第132章 「砂の灯り」
第9章
午前2時03分
中野・鍋横交差点付近
スマホの画面が、夜の闇の中で青白く浮かんでいた。その中で、真柴圭介のライブ配信は10万人以上に視聴されていた。
「……都庁から“退避推奨”通知が出たのは事実です。けど、明確な避難指示じゃない。“お上”は最後まで言わないんだよ。だったら――俺たちが動くしかないだろ。#首都脱出ルート、更新します!」
地図アプリと連動させた独自の避難ルートMAPは、彼と仲間たちが24時間かけて更新していた。徒歩/自転車/バイク別。給水ポイント、炊き出し場所、開いているコンビニ、空き民泊施設――**「国家が示さない命の回廊」**を、彼らは手作業で塗りつぶしていた。
だがその画面に、突如コメントが乱れる。
「西武新宿線の下井草駅、改札で殺傷事件」
「調布で水と食料奪い合い→老人怪我」
「世田谷区で空き家強奪、映像あり」
「“避難所”って言って開けた学校、誰もいない」
「警察、来ない」
圭介は一瞬、口をつぐんだ。彼は**“希望の地図”を描いていたつもりが、現実は黒く塗り潰し始めていた**。

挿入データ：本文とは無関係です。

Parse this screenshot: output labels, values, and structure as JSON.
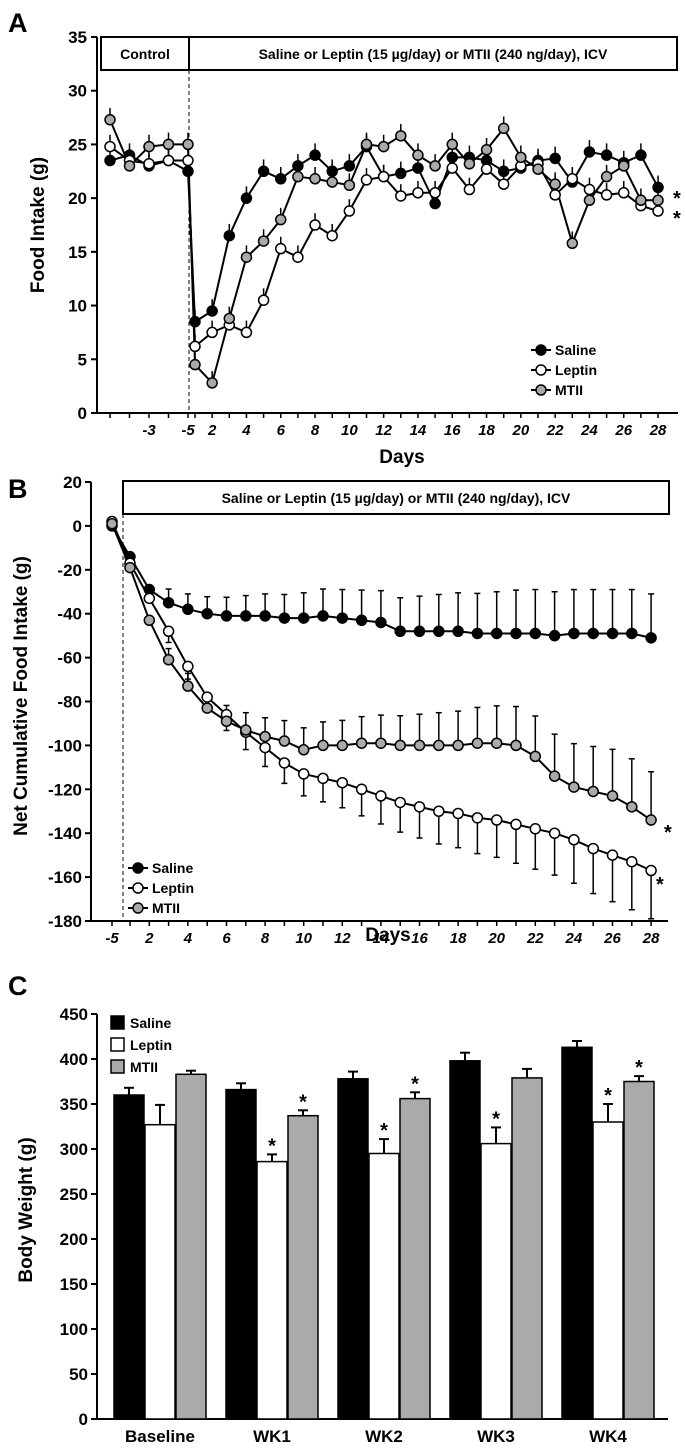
{
  "panels": {
    "a": "A",
    "b": "B",
    "c": "C"
  },
  "colors": {
    "saline": "#000000",
    "leptin": "#ffffff",
    "mtii": "#aaaaaa",
    "axis": "#000000"
  },
  "chart_data": [
    {
      "type": "line",
      "panel": "A",
      "xlabel": "Days",
      "ylabel": "Food Intake (g)",
      "ylim": [
        0,
        35
      ],
      "yticks": [
        "0",
        "5",
        "10",
        "15",
        "20",
        "25",
        "30",
        "35"
      ],
      "xticks": [
        "-3",
        "-5",
        "2",
        "4",
        "6",
        "8",
        "10",
        "12",
        "14",
        "16",
        "18",
        "20",
        "22",
        "24",
        "26",
        "28"
      ],
      "phase_labels": {
        "control": "Control",
        "treatment": "Saline or Leptin (15 µg/day) or MTII (240 ng/day), ICV"
      },
      "x": [
        -9,
        -8,
        -7,
        -6,
        -5,
        1,
        2,
        3,
        4,
        5,
        6,
        7,
        8,
        9,
        10,
        11,
        12,
        13,
        14,
        15,
        16,
        17,
        18,
        19,
        20,
        21,
        22,
        23,
        24,
        25,
        26,
        27,
        28
      ],
      "series": [
        {
          "name": "Saline",
          "key": "saline",
          "values": [
            23.5,
            24.0,
            23.0,
            23.5,
            22.5,
            8.5,
            9.5,
            16.5,
            20.0,
            22.5,
            21.8,
            23.0,
            24.0,
            22.5,
            23.0,
            24.8,
            22.0,
            22.3,
            22.8,
            19.5,
            23.8,
            23.8,
            23.5,
            22.5,
            22.8,
            23.5,
            23.7,
            21.5,
            24.3,
            24.0,
            23.3,
            24.0,
            21.0
          ]
        },
        {
          "name": "Leptin",
          "key": "leptin",
          "values": [
            24.8,
            23.5,
            23.2,
            23.5,
            23.5,
            6.2,
            7.5,
            8.2,
            7.5,
            10.5,
            15.3,
            14.5,
            17.5,
            16.5,
            18.8,
            21.7,
            22.0,
            20.2,
            20.5,
            20.5,
            22.8,
            20.8,
            22.7,
            21.3,
            23.0,
            23.2,
            20.3,
            21.8,
            20.8,
            20.3,
            20.5,
            19.3,
            18.8
          ]
        },
        {
          "name": "MTII",
          "key": "mtii",
          "values": [
            27.3,
            23.0,
            24.8,
            25.0,
            25.0,
            4.5,
            2.8,
            8.8,
            14.5,
            16.0,
            18.0,
            22.0,
            21.8,
            21.5,
            21.2,
            25.0,
            24.8,
            25.8,
            24.0,
            23.0,
            25.0,
            23.2,
            24.5,
            26.5,
            23.8,
            22.7,
            21.3,
            15.8,
            19.8,
            22.0,
            23.0,
            19.8,
            19.8
          ]
        }
      ],
      "legend": [
        "Saline",
        "Leptin",
        "MTII"
      ],
      "legend_placement": "bottom-right",
      "annotations": [
        "*",
        "*"
      ]
    },
    {
      "type": "line",
      "panel": "B",
      "xlabel": "Days",
      "ylabel": "Net Cumulative Food  Intake (g)",
      "ylim": [
        -180,
        20
      ],
      "yticks": [
        "20",
        "0",
        "-20",
        "-40",
        "-60",
        "-80",
        "-100",
        "-120",
        "-140",
        "-160",
        "-180"
      ],
      "xticks": [
        "-5",
        "2",
        "4",
        "6",
        "8",
        "10",
        "12",
        "14",
        "16",
        "18",
        "20",
        "22",
        "24",
        "26",
        "28"
      ],
      "phase_labels": {
        "treatment": "Saline or Leptin (15 µg/day) or MTII (240 ng/day), ICV"
      },
      "x": [
        -5,
        1,
        2,
        3,
        4,
        5,
        6,
        7,
        8,
        9,
        10,
        11,
        12,
        13,
        14,
        15,
        16,
        17,
        18,
        19,
        20,
        21,
        22,
        23,
        24,
        25,
        26,
        27,
        28
      ],
      "series": [
        {
          "name": "Saline",
          "key": "saline",
          "values": [
            0,
            -14,
            -29,
            -35,
            -38,
            -40,
            -41,
            -41,
            -41,
            -42,
            -42,
            -41,
            -42,
            -43,
            -44,
            -48,
            -48,
            -48,
            -48,
            -49,
            -49,
            -49,
            -49,
            -50,
            -49,
            -49,
            -49,
            -49,
            -51
          ]
        },
        {
          "name": "Leptin",
          "key": "leptin",
          "values": [
            2,
            -17,
            -33,
            -48,
            -64,
            -78,
            -86,
            -94,
            -101,
            -108,
            -113,
            -115,
            -117,
            -120,
            -123,
            -126,
            -128,
            -130,
            -131,
            -133,
            -134,
            -136,
            -138,
            -140,
            -143,
            -147,
            -150,
            -153,
            -157
          ]
        },
        {
          "name": "MTII",
          "key": "mtii",
          "values": [
            1,
            -19,
            -43,
            -61,
            -73,
            -83,
            -89,
            -93,
            -96,
            -98,
            -102,
            -100,
            -100,
            -99,
            -99,
            -100,
            -100,
            -100,
            -100,
            -99,
            -99,
            -100,
            -105,
            -114,
            -119,
            -121,
            -123,
            -128,
            -134
          ]
        }
      ],
      "legend": [
        "Saline",
        "Leptin",
        "MTII"
      ],
      "legend_placement": "bottom-left",
      "annotations": [
        "*",
        "*"
      ]
    },
    {
      "type": "bar",
      "panel": "C",
      "ylabel": "Body Weight (g)",
      "ylim": [
        0,
        450
      ],
      "yticks": [
        "0",
        "50",
        "100",
        "150",
        "200",
        "250",
        "300",
        "350",
        "400",
        "450"
      ],
      "categories": [
        "Baseline",
        "WK1",
        "WK2",
        "WK3",
        "WK4"
      ],
      "series": [
        {
          "name": "Saline",
          "key": "saline",
          "values": [
            360,
            366,
            378,
            398,
            413
          ],
          "errors": [
            8,
            7,
            8,
            9,
            7
          ]
        },
        {
          "name": "Leptin",
          "key": "leptin",
          "values": [
            327,
            286,
            295,
            306,
            330
          ],
          "errors": [
            22,
            8,
            16,
            18,
            20
          ]
        },
        {
          "name": "MTII",
          "key": "mtii",
          "values": [
            383,
            337,
            356,
            379,
            375
          ],
          "errors": [
            4,
            6,
            7,
            10,
            6
          ]
        }
      ],
      "significant": {
        "leptin": [
          false,
          true,
          true,
          true,
          true
        ],
        "mtii": [
          false,
          true,
          true,
          false,
          true
        ]
      },
      "star": "*",
      "legend": [
        "Saline",
        "Leptin",
        "MTII"
      ],
      "legend_placement": "top-left"
    }
  ]
}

「……なら、見せてやろうじゃねぇか。誰がこの国を生き抜いてんのかって。――こっちだって生放送で“証言”するぞ」
カメラは切り替えられた。照明の落ちた環七を、徒歩で逃げる人々の群れが映し出される。リュックを背負った高校生。乳児を抱えた母親。泥酔して道に倒れた老人。後方からは不明な爆発音。視界の果てには赤い火の手――
「これが、国家の“避難計画”だよ」
【時刻:午前2時20分 中野区・空き地】
そこに現れたのは、竹沢千早。元NPO系団体職員で、震災時の医療支援ボランティアを経験していた。

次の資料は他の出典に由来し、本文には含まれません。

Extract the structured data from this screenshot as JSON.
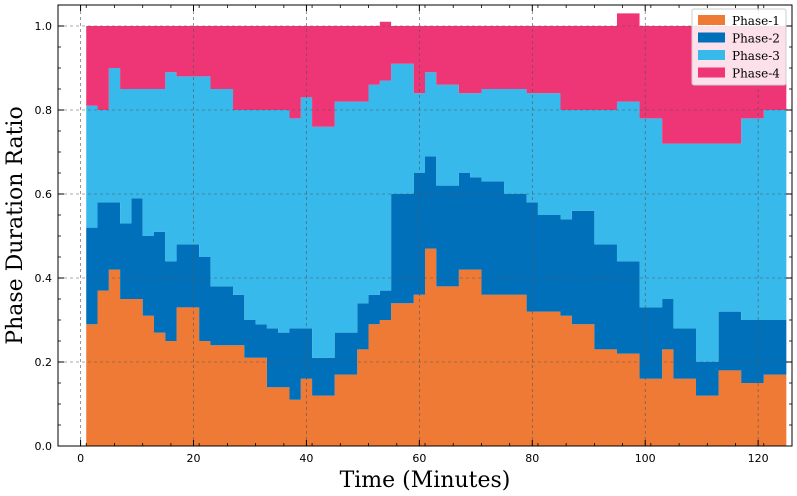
{
  "chart_data": {
    "type": "area",
    "step": true,
    "stacked": true,
    "xlabel": "Time (Minutes)",
    "ylabel": "Phase Duration Ratio",
    "xlim": [
      -4,
      126
    ],
    "ylim": [
      0,
      1.05
    ],
    "xticks": [
      0,
      20,
      40,
      60,
      80,
      100,
      120
    ],
    "yticks": [
      0.0,
      0.2,
      0.4,
      0.6,
      0.8,
      1.0
    ],
    "x_tick_labels": [
      "0",
      "20",
      "40",
      "60",
      "80",
      "100",
      "120"
    ],
    "y_tick_labels": [
      "0.0",
      "0.2",
      "0.4",
      "0.6",
      "0.8",
      "1.0"
    ],
    "grid": true,
    "legend_position": "top-right",
    "x": [
      1,
      3,
      5,
      7,
      9,
      11,
      13,
      15,
      17,
      19,
      21,
      23,
      25,
      27,
      29,
      31,
      33,
      35,
      37,
      39,
      41,
      43,
      45,
      47,
      49,
      51,
      53,
      55,
      57,
      59,
      61,
      63,
      65,
      67,
      69,
      71,
      73,
      75,
      77,
      79,
      81,
      83,
      85,
      87,
      89,
      91,
      93,
      95,
      97,
      99,
      101,
      103,
      105,
      107,
      109,
      111,
      113,
      115,
      117,
      119,
      121,
      123
    ],
    "series": [
      {
        "name": "Phase-1",
        "color": "#EE7A36",
        "values": [
          0.29,
          0.37,
          0.42,
          0.35,
          0.35,
          0.31,
          0.27,
          0.25,
          0.33,
          0.33,
          0.25,
          0.24,
          0.24,
          0.24,
          0.21,
          0.21,
          0.14,
          0.14,
          0.11,
          0.16,
          0.12,
          0.12,
          0.17,
          0.17,
          0.23,
          0.29,
          0.3,
          0.34,
          0.34,
          0.36,
          0.47,
          0.38,
          0.38,
          0.42,
          0.42,
          0.36,
          0.36,
          0.36,
          0.36,
          0.32,
          0.32,
          0.32,
          0.31,
          0.29,
          0.29,
          0.23,
          0.23,
          0.22,
          0.22,
          0.16,
          0.16,
          0.23,
          0.16,
          0.16,
          0.12,
          0.12,
          0.18,
          0.18,
          0.15,
          0.15,
          0.17,
          0.17
        ]
      },
      {
        "name": "Phase-2",
        "color": "#0070BA",
        "values": [
          0.23,
          0.21,
          0.16,
          0.18,
          0.24,
          0.19,
          0.24,
          0.19,
          0.15,
          0.15,
          0.2,
          0.14,
          0.14,
          0.12,
          0.09,
          0.08,
          0.14,
          0.13,
          0.17,
          0.12,
          0.09,
          0.09,
          0.1,
          0.1,
          0.11,
          0.07,
          0.07,
          0.26,
          0.26,
          0.29,
          0.22,
          0.24,
          0.24,
          0.23,
          0.22,
          0.27,
          0.27,
          0.24,
          0.24,
          0.26,
          0.23,
          0.23,
          0.23,
          0.27,
          0.27,
          0.25,
          0.25,
          0.22,
          0.22,
          0.17,
          0.17,
          0.12,
          0.12,
          0.12,
          0.08,
          0.08,
          0.14,
          0.14,
          0.15,
          0.15,
          0.13,
          0.13
        ]
      },
      {
        "name": "Phase-3",
        "color": "#37B9EC",
        "values": [
          0.29,
          0.22,
          0.32,
          0.32,
          0.26,
          0.35,
          0.34,
          0.45,
          0.4,
          0.4,
          0.43,
          0.47,
          0.47,
          0.44,
          0.5,
          0.51,
          0.52,
          0.53,
          0.5,
          0.55,
          0.55,
          0.55,
          0.55,
          0.55,
          0.48,
          0.5,
          0.5,
          0.31,
          0.31,
          0.19,
          0.2,
          0.24,
          0.24,
          0.19,
          0.2,
          0.22,
          0.22,
          0.25,
          0.25,
          0.26,
          0.29,
          0.29,
          0.26,
          0.24,
          0.24,
          0.32,
          0.32,
          0.38,
          0.38,
          0.45,
          0.45,
          0.37,
          0.44,
          0.44,
          0.52,
          0.52,
          0.4,
          0.4,
          0.48,
          0.48,
          0.5,
          0.5
        ]
      },
      {
        "name": "Phase-4",
        "color": "#EE3576",
        "values": [
          0.19,
          0.2,
          0.1,
          0.15,
          0.15,
          0.15,
          0.15,
          0.11,
          0.12,
          0.12,
          0.12,
          0.15,
          0.15,
          0.2,
          0.2,
          0.2,
          0.2,
          0.2,
          0.22,
          0.17,
          0.24,
          0.24,
          0.18,
          0.18,
          0.18,
          0.14,
          0.14,
          0.09,
          0.09,
          0.16,
          0.11,
          0.14,
          0.14,
          0.16,
          0.16,
          0.15,
          0.15,
          0.15,
          0.15,
          0.16,
          0.16,
          0.16,
          0.2,
          0.2,
          0.2,
          0.2,
          0.2,
          0.21,
          0.21,
          0.22,
          0.22,
          0.28,
          0.28,
          0.28,
          0.28,
          0.28,
          0.28,
          0.28,
          0.22,
          0.22,
          0.2,
          0.2
        ]
      }
    ]
  }
}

「圭介、ルートBの炊き出し場、襲撃されて閉鎖。非常用水も奪われた。医療班は西荻へ移動してる。……もう、自治が限界」
「なら、全部晒せ。動画で」「それが正義?」
「違う。“次に狙われる場所”を先に警告するためだ。」
ふたりは口論になりながらも、機材の電源を入れる。ドローンを上空に飛ばし、**“赤外線で人の密集エリアと火災エリア”**を可視化していく。
千早はタブレットに手書きで記す。
「ここに子どもが10人以上。あと、発熱者の避難も……」
「救急はもう来ない。バイクで運ぶしかないか……」
圭介がつぶやいた。
「おれたち、何なんだろうな。国家でも、医者でもないのに」
千早は答えなかった。代わりに、赤く腫れた自分の手のひらを見つめていた。人を背負い、救い、時に殴り返した手だ。
“この手で、東京という都市の“死体”を運んでいる気がする”。
午前2時44分
SNSライブ配信
「避難ルート更新。“環八ルート南行き”は放火で通行不可能」
「小田急線、成城学園前駅付近で集団暴行。映像あり」
「北多摩エリア、陸橋下で自転車修理ボランティア稼働中」
「最新データ、ハッシュタグ:#避難ルート信頼度★★以上で再編集中」
「明朝5時までには、次の“生きた回廊”を提示する予定です」
圭介と千早は、スマホとノートPCを前に、無言でキーボードを叩き続けた。
都心の夜が完全に沈黙し、国家が言葉を持たない闇の中、彼らは言葉の代わりに地図と灯を置き続けた。
――それが、都市の崩壊を照らす最後の“砂の灯り”になると、どこかで気づきながら。